Zuerst waren Harry und Ron einfach sprachlos. Aber dann wurde Harry wütend.
"Diese blöde Skeeter kann wohl nie etwas richtig machen! Ich glaube nicht, dass Miss Silver so gehandelt hat. Na gut, sie ist eine Aurorin und sie musste vielleicht Sirius verfolgen, aber sie ist bestimmt keine Psychopatin! Ich weiss nur, dass Sirius sie noch von früher kennt, bevor er eingesperrt wurde und jetzt sind sie auch wieder gute Freunde! Ich glaube, Sirius' Motto ist: 'Vergeben und vergessen' und niemand ausser Wurmschwanz hat daran Schuld, dass er zu Unrecht verfolgt wurde!" brüllte Harry fast.
"Ich bin absolut deiner Meinung, Harry", sagte Ron ernst.

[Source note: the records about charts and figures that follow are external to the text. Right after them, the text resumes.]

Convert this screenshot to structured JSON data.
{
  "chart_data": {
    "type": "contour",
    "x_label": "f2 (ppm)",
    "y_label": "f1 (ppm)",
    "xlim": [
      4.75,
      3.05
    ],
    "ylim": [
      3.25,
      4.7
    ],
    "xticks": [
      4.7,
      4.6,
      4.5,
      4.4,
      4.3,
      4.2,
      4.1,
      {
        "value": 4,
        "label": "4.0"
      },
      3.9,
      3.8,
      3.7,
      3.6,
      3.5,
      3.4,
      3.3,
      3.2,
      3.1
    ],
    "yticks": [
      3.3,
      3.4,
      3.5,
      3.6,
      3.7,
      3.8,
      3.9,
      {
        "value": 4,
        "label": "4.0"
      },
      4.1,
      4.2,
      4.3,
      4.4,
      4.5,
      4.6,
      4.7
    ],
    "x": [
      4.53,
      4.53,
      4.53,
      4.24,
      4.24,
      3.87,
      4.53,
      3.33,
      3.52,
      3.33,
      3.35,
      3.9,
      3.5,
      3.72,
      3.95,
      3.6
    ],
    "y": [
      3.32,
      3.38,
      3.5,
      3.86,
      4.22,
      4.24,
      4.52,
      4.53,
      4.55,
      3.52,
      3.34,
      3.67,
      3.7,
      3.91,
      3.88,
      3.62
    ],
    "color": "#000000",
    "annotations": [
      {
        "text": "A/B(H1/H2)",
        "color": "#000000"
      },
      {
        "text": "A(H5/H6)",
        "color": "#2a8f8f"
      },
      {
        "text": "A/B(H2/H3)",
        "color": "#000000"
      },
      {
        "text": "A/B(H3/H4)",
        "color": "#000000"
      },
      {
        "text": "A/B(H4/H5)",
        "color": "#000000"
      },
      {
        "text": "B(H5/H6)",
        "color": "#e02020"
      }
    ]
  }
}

Hermione nickte auch zustimmend und meinte dann: "Also dann, mehr gibt es wohl nicht mehr zu sagen. Wollen wir hinunter gehen? Ich bin gespannt auf die Kostüme der anderen!"
"Ja gehen wir. Ich glaube, ich ahne als wen sich Colin verkleidet hat" gluckste Ron und von Harry war darauf ein Stöhnen zu vernehmen. Dass er mit den Augen rollte, konnte niemand sehen, weil ihm seine Kapuze fast bis zur Nase ins Gesicht hing.

Tatsächlich war Colin nicht als Harry Potter verkleidet, sondern als Alien. Er und sass in der Nähe von Harry mit seinem kleinen Bruder, Dennis, der ganz begeistert über sein eigenes Riesen-Kraken-Kostüm war. Ginny kam auch bald und setzte sich neben Harry an den Gryffindor-Tisch. Sie war eine blaue Fee und hatte es sogar geschafft ihre roten Haare ganz blau zu färben.